The scores were generated using a hallucination evaluation model. All language models were quantized and evaluated on the same dataset, consisting of over 1,000 examples. Each language model generates a summary based on a given source from the dataset. The evaluation model then assigns higher scores to source–summary pairs that are factually consistent. The values shown in the plot represent the average score across the dataset.

Analysis

  1. EGPT A1 achieves the highest score with an average Factual Consistency Rate of 0.908. This indicates a very low rate of factual errors and strong reliability.

  2. The EGPT series overall (versions 0.6.4, 2, 32B, and A1) consistently scores high, showing clear improvements across versions. A1 stands out as the most refined iteration.

  3. Other models such as Llama 3.3 70B Instruct and Cogito 32B Instruct trail slightly behind the EGPT models but still maintain a good level of factual consistency (around 0.83–0.84).
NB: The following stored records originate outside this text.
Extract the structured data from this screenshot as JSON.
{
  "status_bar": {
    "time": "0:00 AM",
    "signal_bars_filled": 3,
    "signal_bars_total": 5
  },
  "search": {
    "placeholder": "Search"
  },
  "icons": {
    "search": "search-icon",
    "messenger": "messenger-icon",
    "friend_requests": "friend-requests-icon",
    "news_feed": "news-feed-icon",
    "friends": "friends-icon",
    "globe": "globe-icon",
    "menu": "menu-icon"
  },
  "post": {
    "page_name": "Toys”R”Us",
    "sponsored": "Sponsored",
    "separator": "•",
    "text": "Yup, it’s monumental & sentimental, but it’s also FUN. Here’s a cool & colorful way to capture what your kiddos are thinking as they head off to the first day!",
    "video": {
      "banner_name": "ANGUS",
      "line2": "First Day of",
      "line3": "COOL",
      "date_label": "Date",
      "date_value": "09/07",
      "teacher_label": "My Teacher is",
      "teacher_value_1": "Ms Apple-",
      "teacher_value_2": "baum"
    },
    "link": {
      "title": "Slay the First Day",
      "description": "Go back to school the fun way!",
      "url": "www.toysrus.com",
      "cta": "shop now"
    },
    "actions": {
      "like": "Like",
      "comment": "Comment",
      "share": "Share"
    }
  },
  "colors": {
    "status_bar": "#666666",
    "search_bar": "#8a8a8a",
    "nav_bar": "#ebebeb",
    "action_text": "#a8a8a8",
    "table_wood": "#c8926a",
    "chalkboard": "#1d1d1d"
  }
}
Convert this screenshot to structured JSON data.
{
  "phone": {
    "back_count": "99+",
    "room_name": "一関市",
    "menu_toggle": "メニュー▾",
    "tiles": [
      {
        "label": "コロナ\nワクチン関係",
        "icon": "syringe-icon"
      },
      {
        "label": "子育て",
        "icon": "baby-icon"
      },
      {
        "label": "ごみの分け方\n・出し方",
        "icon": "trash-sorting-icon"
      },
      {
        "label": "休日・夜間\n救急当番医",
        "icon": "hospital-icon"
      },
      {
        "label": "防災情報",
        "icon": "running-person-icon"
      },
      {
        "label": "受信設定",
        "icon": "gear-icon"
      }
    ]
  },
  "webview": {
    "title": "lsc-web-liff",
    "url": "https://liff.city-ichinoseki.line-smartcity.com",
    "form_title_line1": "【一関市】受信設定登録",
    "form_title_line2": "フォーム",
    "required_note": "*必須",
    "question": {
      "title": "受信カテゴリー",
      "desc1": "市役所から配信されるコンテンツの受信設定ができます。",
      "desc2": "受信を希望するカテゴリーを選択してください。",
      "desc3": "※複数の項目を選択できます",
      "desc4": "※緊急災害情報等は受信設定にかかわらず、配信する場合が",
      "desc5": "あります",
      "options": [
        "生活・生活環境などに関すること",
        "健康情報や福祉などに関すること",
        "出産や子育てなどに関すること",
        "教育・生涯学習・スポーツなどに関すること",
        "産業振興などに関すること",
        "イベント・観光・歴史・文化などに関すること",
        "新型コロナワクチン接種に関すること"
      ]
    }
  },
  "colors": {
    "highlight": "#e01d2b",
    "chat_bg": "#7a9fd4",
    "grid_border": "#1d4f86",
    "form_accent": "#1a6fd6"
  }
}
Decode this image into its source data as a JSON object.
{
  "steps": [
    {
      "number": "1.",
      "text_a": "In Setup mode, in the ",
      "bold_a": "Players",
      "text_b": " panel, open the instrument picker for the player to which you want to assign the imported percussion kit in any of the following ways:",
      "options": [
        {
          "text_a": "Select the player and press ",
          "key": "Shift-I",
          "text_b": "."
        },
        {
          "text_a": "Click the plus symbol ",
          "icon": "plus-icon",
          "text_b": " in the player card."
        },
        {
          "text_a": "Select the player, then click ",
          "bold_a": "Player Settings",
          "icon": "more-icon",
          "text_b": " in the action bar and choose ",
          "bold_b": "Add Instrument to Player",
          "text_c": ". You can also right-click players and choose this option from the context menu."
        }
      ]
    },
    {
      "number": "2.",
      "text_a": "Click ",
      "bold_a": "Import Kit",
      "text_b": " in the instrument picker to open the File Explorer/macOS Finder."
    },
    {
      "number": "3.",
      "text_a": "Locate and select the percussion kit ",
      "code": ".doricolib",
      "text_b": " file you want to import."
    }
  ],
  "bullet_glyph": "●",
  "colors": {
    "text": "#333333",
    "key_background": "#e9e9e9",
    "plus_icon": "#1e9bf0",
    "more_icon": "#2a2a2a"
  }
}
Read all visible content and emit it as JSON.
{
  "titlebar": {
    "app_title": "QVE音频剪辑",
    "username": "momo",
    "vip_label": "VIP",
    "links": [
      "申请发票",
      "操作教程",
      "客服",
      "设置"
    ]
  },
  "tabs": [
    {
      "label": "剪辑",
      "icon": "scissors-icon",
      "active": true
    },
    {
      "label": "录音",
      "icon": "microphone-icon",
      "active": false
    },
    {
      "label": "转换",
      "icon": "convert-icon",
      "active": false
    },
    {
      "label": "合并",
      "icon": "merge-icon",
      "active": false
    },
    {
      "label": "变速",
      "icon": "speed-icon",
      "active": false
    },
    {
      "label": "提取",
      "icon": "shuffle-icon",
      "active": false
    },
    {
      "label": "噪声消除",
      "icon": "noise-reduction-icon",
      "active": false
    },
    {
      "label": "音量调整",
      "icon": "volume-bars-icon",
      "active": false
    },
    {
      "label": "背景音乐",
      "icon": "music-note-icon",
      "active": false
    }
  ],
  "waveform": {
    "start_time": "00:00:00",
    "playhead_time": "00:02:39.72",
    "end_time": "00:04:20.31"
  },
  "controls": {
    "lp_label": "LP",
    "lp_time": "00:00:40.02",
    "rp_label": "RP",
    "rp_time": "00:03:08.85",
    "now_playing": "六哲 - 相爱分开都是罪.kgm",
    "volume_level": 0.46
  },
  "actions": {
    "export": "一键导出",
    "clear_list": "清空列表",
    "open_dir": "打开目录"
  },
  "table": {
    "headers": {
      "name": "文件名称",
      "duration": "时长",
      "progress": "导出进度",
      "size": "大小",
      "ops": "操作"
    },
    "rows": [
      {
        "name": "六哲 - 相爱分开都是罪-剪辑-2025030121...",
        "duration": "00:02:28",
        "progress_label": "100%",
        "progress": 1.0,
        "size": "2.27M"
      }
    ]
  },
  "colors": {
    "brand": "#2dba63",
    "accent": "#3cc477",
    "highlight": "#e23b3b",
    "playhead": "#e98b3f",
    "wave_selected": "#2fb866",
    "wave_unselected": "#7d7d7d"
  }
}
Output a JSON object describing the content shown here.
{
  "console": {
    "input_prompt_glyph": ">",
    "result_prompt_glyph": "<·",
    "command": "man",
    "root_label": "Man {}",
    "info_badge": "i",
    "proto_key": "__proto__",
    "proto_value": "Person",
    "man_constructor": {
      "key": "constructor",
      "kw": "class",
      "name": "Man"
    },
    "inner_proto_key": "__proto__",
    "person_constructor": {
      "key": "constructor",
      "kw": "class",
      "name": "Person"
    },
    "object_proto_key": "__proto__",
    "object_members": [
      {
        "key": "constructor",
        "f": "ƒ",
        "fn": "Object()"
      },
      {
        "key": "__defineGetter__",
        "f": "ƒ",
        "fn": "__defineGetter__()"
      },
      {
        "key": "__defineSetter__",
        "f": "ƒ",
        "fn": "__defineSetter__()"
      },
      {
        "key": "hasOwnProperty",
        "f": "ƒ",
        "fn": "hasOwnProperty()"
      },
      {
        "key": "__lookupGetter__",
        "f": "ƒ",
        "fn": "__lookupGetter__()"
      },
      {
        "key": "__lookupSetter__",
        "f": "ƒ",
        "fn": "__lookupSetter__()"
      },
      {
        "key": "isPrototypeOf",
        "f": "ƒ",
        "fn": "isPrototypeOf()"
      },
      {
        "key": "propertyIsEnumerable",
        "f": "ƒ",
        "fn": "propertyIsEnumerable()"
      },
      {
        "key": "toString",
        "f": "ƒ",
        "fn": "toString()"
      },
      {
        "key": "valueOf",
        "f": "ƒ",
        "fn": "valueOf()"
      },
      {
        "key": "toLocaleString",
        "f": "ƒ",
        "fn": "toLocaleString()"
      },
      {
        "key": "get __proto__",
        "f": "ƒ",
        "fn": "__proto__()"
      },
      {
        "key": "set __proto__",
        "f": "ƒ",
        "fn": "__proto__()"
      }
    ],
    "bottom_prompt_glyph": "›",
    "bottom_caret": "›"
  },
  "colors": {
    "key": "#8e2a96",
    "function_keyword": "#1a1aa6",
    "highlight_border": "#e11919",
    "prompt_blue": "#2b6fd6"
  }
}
  4. Mistral Small 24B Instruct has the lowest score in this comparison (0.829), though the difference is relatively minor compared to the rest.

Conclusion

Factual Consistency Rate is a critical quality metric for language models deployed in information-sensitive applications such as customer support, healthcare advice, and legal text generation. In this comparison, EGPT A1 stands out as the most reliable model for generating fact-based responses, followed closely by other EGPT variants, then Llama and Cogito.

For use cases where factual correctness is essential, models with a Factual Consistency Rate above 0.86 should be strongly considered. It is also recommended to combine these models with monitoring tools, evaluation pipelines, and human review when needed, depending on the domain.